Credit Suisse affirme que «le fait qu’Alfred Escher soit notre fondateur nous rend fiers». Depuis quelques années, au vu des égarements stratégiques de l’institution, la réciproque n’était sans doute plus vraie. Escher a largement influencé la Suisse moderne de 1848 en développant les chemins de fer, ce qui nécessita la fondation de diverses institutions qui font aujourd’hui encore la fierté du pays (EPFZ, Swiss Life, Swiss Re). Que Credit Suisse s’effondre l’année des 175 ans de la naissance de la Constitution fédérale, est un symbole particulièrement attristant et humiliant, qui nous rappelle la fragilité des institutions qui font de la Suisse un pays prospère. Rien n’est acquis.

Notre dossier: Credit Suisse, la chute de la deuxième banque

Aujourd’hui, une statue d’Escher trône au milieu de la place de la gare, à Zurich. De là, il a pu voir au loin sur la Paradeplatz, lundi 20 mars, des militants anticapitaliste danser, presque de joie dans un élan d’indécence rare, devant le cadavre encore chaud de son Credit Suisse. Cette disparition laisse un amer goût de déjà-vu. Après Swissair, une autre de nos fiertés s’efface à la suite d'un enchaînement de mauvais choix. Ainsi, même si à la fin, d’autres facteurs comme des déclarations malheureuses ont pu jouer un rôle, il faut rappeler que la responsabilité de cet échec appartient aux dirigeants de l’entreprise et que la dérive était perceptible depuis des années.

La fin d'une illusion

Ce naufrage pose toutefois des questions plus larges. Il illustre les dérives de la société de risque zéro à laquelle nous avons voulu croire ces dernières années. Le début de panique qui a envahi le secteur bancaire est la réponse naturelle à la sortie d’un monde d’argent «gratuit», de taux zéro et du «quoi qu’il en coûte» amorcée depuis quelques mois. Au cours de la dernière décennie, que ce soit lors de tensions économiques ou durant la pandémie, nous avons cru qu’il était possible de simplement déverser des liquidités à foison pour noyer nos problèmes, sans que cette explosion des liquidités n’entraîne des conséquences. La réponse est devant nous: c’était une illusion. Un monde sans risque est un monde sans responsabilité. Si une société perd l’habitude de gérer les risques de manière raisonnable et d’apprendre de ses erreurs, elle devient fragile, irresponsable et, avec le temps, d’autant plus vulnérable aux crises. Se débarrasser de sa responsabilité finit par coûter cher.

Or comme le dit l’économiste Ludovic Subran, c’est «quand la vague se retire, que l’on voit qui nage tout nu.

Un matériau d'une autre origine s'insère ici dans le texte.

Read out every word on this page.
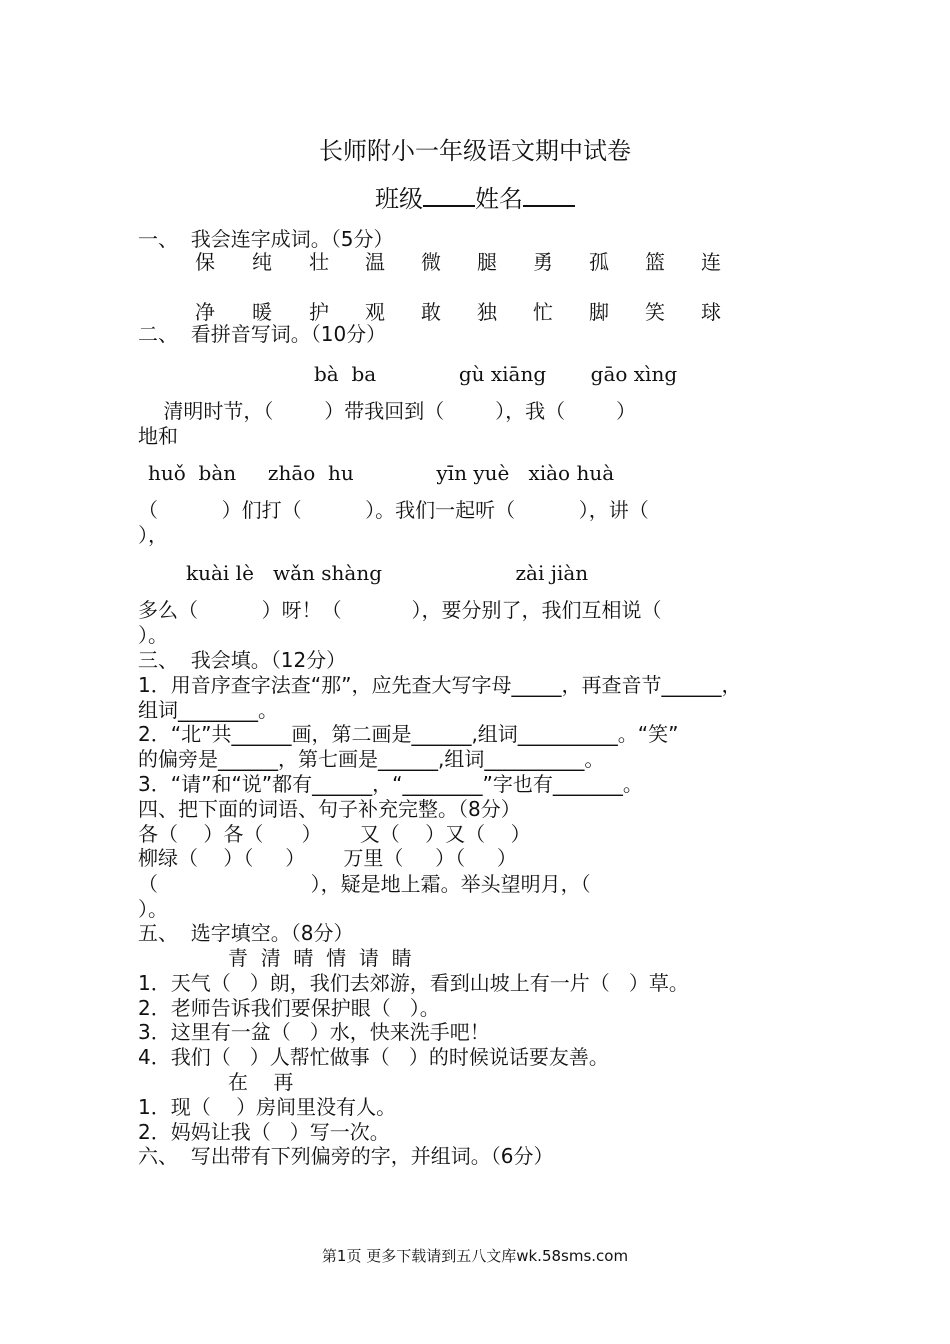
长师附小一年级语文期中试卷
班级 姓名
一、  我会连字成词。（5分）
保 纯 壮 温 微 腿 勇 孤 篮 连
净 暖 护 观 敢 独 忙 脚 笑 球
二、  看拼音写词。（10分）
bà  ba             gù xiāng       gāo xìng
清明时节，（        ）带我回到（        ），我（        ）
地和
huǒ  bàn     zhāo  hu             yīn yuè   xiào huà
（          ）们打（          ）。我们一起听（          ），讲（
），
kuài lè   wǎn shàng                     zài jiàn
多么（          ）呀！（           ），要分别了，我们互相说（
）。
三、  我会填。（12分）
1．用音序查字法查“那”，应先查大写字母_____，再查音节______，
组词________。
2．“北”共______画，第二画是______,组词__________。“笑”
的偏旁是______，第七画是______,组词__________。
3．“请”和“说”都有______，“________”字也有_______。
四、把下面的词语、句子补充完整。（8分）
各（    ）各（      ）      又（    ）又（    ）
柳绿（    ）（     ）      万里（     ）（     ）
（                        ），疑是地上霜。举头望明月，（
）。
五、  选字填空。（8分）
青  清  晴  情  请  睛
1．天气（   ）朗，我们去郊游，看到山坡上有一片（   ）草。
2．老师告诉我们要保护眼（   ）。
3．这里有一盆（   ）水，快来洗手吧！
4．我们（   ）人帮忙做事（   ）的时候说话要友善。
在    再
1．现（    ）房间里没有人。
2．妈妈让我（   ）写一次。
六、  写出带有下列偏旁的字，并组词。（6分）
第1页 更多下载请到五八文库wk.58sms.com
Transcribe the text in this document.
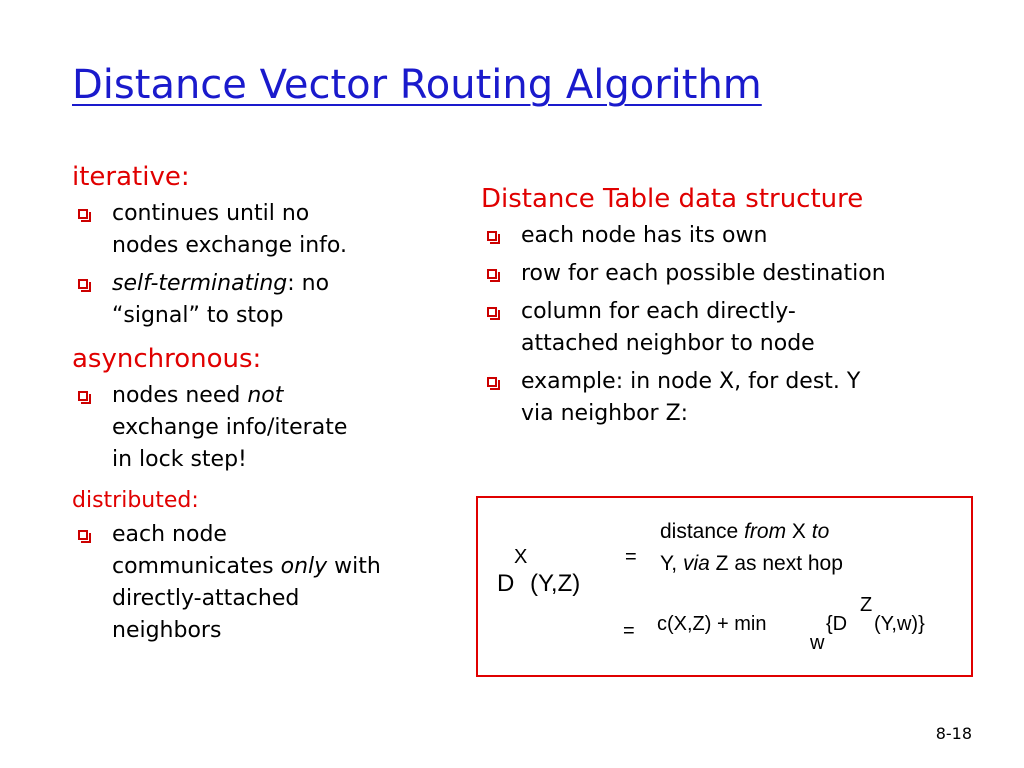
Distance Vector Routing Algorithm
iterative:
continues until no
nodes exchange info.
self-terminating: no
“signal” to stop
asynchronous:
nodes need not
exchange info/iterate
in lock step!
distributed:
each node
communicates only with
directly-attached
neighbors
Distance Table data structure
each node has its own
row for each possible destination
column for each directly-
attached neighbor to node
example: in node X, for dest. Y
via neighbor Z:
D
X
(Y,Z)
=
distance from X to
Y, via Z as next hop
= c(X,Z) + min
w
{D
Z
(Y,w)}
8-18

Credit Suisse, ça fait un moment qu’il court tout nu sur la plage». Mais contrairement aux autres entreprises qui font fausse route, Credit Suisse n’avait pas le droit de mourir. Il est certes vrai qu’une faillite brutale d’un établissement de cette importance engendrerait des séquelles toxiques pour le reste de l’économie, mais ce n’est pas une raison d’accepter sans réserves la «fusion» entre UBS et CS.

Affaiblissement massif de la concurrence

Premièrement, car elle laisse supposer que certains acteurs irresponsables ont droit à un traitement privilégié, ce qui affaiblit le soutien à l’économie de marché. Surtout quand cela se répète. Un capitalisme sans banqueroute est comme un christianisme sans enfer, une impasse.

Deuxièmement, car avec ce mariage forcé, UBS devient un mastodonte plus too big to fail que jamais. Vouloir régler une crise en aggravant la potentielle suivante est une stratégie risquée. Que des entreprises atteignent des tailles qui peuvent entraîner le reste de l’économie est une chose, mais que l’Etat encourage activement la création d’un risque systémique est une situation que nous finirons par regretter si elle n’est pas corrigée rapidement. Cette «fusion» affaiblit massivement la concurrence. Entraînant des conséquences négatives pour les citoyens et les entreprises en Suisse.

Dernier point qui devrait nous alarmer, la décision du Conseil fédéral de passer outre l’avis des actionnaires des deux entreprises fusionnées et de l’imposer sans consultation est un précédent qui entache sévèrement la sécurité économique des personnes qui souhaitent investir dans notre pays.

Si nous ne tirons pas les leçons de cette crise, nous aurons perdu peut-être bien plus que la banque d’Alfred Escher le 19 mars 2023.